Por IBGF/Jornal do Terra

O ator Marcello Antony foi surpreendido ao comprar 100 gramas de maconha para uso pessoal. Com esses gramas, o ator Global poderia confeccionar 33 cigarros, no máximo. Na Justiça e como critério para distinguir o usuário do traficante, cada "fininho" é feito com 3 gramas da erva canábica.

Por influência americana, a criminalização do porte para uso próprio e o proibicionismo prevaleceram nas Convenções das Organizações das Nações Unidas, a partir de 1961. Essas Convenções estão sendo abandonadas por diversos países europeus, apesar dos protestos de Bush. O Brasil aderiu às Convenções. Considerou o consumo como questão criminal. Nem o Lula pretende mudar, embora tenha prometido. Na verdade, a sociedade brasileira enxerga o usuário recreativo e o dependente químico como criminosos. Num enfoque equivocado, pois a questão deveria ser tratada como de saúde pública e não como criminal.

Com efeito, narizes serão torcidos ao ator Antony e espera-se que a Rede Globo, ao contrário do acontecido certa vez com a TV Cultura, não tenha com ele uma postura perversa. Afinal, o uso lúdico de drogas faz parte da história da humanidade. Até o historiador Heródoto, contou isso no século V aC.

A proibição administrativa é a nova trilha seguida por diversos países europeus. A proibição continua sendo considerada necessária, mas no âmbito administrativo ( não criminal) e diante dos danos à saúde suportados em face do uso e do abuso no consumo de drogas ilegais.

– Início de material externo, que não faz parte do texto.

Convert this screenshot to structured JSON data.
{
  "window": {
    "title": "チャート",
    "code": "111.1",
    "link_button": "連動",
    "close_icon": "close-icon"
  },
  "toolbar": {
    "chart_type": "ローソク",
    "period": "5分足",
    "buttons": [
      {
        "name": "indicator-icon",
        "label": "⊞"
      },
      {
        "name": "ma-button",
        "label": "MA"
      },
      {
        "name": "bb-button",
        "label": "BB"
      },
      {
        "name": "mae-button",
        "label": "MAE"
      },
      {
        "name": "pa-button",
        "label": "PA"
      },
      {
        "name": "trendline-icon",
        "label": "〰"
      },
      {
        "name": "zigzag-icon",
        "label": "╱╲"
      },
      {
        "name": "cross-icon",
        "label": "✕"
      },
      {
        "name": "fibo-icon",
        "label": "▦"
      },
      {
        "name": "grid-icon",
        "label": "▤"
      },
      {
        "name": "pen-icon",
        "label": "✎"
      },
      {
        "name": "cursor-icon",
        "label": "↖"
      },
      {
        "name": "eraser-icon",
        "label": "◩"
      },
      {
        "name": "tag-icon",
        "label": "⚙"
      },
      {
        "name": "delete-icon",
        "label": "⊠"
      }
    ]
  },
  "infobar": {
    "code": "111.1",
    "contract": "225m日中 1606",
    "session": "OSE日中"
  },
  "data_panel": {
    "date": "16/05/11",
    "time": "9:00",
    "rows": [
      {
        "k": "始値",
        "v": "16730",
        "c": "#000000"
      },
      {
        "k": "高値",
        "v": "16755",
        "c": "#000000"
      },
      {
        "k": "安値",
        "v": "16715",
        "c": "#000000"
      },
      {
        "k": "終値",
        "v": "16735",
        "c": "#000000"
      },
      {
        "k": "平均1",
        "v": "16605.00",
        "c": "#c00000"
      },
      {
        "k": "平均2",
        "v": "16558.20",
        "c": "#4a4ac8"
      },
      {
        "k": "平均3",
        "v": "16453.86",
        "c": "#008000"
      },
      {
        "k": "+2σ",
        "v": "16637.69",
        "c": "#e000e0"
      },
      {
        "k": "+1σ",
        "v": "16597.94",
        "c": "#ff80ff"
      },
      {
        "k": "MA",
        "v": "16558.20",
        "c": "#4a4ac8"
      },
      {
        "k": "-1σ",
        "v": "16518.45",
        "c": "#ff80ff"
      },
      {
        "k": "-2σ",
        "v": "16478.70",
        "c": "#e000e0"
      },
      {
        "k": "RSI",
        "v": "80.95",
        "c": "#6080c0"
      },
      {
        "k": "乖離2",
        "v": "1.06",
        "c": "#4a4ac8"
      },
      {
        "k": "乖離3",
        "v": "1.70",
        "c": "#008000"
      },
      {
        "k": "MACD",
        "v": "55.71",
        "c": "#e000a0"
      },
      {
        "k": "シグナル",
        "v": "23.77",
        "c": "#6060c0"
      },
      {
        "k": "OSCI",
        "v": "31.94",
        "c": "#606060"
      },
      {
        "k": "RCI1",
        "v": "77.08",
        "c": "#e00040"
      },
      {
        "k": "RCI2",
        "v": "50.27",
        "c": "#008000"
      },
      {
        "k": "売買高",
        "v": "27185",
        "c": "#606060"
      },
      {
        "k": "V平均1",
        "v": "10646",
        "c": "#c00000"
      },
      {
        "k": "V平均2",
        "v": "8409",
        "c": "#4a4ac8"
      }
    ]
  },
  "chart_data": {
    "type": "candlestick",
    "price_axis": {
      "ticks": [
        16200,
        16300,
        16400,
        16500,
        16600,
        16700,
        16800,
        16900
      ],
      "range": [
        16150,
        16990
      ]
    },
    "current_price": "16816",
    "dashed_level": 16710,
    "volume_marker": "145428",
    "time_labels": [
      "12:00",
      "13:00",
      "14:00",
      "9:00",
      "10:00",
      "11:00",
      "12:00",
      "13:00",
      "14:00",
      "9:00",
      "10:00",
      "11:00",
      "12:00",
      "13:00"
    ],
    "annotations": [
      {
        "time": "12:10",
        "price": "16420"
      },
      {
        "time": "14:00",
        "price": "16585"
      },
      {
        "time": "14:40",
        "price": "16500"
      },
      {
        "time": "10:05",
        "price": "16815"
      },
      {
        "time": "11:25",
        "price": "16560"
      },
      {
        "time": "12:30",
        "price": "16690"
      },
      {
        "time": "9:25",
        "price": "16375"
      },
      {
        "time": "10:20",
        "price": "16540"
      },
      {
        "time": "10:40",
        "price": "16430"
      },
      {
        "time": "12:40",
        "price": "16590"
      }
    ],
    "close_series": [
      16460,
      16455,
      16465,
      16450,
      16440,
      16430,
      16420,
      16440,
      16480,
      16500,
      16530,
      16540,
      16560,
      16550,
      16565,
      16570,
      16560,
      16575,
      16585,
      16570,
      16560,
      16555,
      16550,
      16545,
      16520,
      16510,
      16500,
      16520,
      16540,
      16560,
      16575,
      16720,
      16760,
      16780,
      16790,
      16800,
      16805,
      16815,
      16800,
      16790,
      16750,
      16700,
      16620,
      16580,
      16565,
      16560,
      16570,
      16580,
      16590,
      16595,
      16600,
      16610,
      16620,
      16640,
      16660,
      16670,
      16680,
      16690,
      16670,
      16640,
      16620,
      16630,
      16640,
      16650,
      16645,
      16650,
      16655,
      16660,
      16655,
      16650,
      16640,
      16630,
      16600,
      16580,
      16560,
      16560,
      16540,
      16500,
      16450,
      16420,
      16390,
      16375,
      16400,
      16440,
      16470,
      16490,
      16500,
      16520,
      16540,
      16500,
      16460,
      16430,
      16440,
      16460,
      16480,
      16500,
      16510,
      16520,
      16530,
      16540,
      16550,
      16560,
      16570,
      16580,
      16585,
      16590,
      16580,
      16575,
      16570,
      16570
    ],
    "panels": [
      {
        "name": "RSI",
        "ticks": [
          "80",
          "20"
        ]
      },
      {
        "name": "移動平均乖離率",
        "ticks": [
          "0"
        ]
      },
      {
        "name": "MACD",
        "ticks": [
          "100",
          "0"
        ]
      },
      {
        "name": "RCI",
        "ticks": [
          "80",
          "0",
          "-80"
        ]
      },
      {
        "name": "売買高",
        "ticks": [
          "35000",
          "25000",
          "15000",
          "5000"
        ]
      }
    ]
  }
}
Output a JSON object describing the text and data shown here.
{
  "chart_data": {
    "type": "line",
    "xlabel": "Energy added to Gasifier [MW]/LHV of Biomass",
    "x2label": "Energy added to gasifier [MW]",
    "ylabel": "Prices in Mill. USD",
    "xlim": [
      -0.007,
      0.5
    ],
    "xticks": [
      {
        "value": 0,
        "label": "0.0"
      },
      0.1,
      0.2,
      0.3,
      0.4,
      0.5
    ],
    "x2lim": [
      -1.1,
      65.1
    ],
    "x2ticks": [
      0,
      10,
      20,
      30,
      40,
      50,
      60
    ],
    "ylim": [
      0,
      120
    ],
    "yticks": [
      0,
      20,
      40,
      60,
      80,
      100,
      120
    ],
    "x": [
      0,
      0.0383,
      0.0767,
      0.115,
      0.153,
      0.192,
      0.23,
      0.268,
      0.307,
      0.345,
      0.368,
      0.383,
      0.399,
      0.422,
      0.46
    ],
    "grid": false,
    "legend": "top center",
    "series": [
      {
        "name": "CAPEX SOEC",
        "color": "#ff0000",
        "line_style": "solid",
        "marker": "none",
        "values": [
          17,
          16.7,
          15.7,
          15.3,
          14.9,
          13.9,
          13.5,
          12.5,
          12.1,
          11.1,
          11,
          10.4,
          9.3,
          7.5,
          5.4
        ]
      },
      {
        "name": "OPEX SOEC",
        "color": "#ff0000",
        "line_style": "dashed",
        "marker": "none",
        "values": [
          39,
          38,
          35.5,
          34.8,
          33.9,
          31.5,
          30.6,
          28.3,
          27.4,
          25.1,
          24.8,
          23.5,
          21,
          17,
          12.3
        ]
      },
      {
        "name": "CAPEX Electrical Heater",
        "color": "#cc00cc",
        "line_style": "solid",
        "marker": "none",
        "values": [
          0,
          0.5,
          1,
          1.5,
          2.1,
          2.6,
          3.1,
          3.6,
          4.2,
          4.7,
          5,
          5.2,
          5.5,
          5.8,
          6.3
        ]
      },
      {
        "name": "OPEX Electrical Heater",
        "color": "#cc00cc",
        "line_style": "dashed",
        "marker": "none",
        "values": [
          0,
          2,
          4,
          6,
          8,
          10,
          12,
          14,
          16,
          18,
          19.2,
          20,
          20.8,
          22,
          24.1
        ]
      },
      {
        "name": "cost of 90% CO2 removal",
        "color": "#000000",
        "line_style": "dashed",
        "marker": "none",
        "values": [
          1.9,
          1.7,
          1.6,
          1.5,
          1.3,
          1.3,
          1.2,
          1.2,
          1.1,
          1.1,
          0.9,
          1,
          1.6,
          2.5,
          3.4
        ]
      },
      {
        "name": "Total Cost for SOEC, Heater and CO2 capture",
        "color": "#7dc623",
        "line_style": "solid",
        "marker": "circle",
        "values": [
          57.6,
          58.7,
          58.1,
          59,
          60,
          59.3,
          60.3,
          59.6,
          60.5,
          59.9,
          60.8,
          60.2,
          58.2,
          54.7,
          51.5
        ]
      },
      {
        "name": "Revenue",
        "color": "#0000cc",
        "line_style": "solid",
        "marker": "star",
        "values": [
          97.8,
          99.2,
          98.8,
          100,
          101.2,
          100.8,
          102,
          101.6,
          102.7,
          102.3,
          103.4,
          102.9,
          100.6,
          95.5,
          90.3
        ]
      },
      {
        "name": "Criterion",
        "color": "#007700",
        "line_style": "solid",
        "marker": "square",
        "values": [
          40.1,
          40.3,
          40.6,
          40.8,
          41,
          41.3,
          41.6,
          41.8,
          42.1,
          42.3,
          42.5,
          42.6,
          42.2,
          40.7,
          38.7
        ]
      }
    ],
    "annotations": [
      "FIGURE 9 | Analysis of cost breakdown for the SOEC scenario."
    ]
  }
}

O caso Antony está servindo aos adeptos da tese referente à culpa do usuário de drogas ilícitas pela violência e pelo fortalecimento da criminalidade organizada nas cidades brasileiras. Os seguidores dessa tese partem de um truísmo, da obviedade simplista de que sem demanda não haveria oferta. Não percebem que o usuário é o elo mais fraco da cadeia representada pelo fenômeno das drogas proibidas.

E tantos outros truísmos poderiam ser invocados. Por exemplo, sem insumos químicos não haveria refino de drogas naturais ou elaboração das sintéticas. Da mesma forma, não haveria consumo se não houvesse oferta. E aí os EUA, -campeões mundiais de consumo de drogas-, se sentiram legitimados a derramar herbicidas nos plantios de coca na Colômbia, causando danos ambientais irreversíveis. O elo preocupante dessa cadeia está nos sistemas bancário e financeiro internacionais. Todos os anos, pelo sistema bancário internacional, o narcotráfico movimenta US$400 bilhões. É lavagem de dinheiro que corrompe autoridades e alavanca a oferta. Mais ainda, permite à criminalidade organizada uma atuação sem fronteiras, globalizada.

No Brasil, a informação e a educação sobre os malefícios das drogas são substituídas por "bodes expiatórios". O ator Antony é o bode da vez.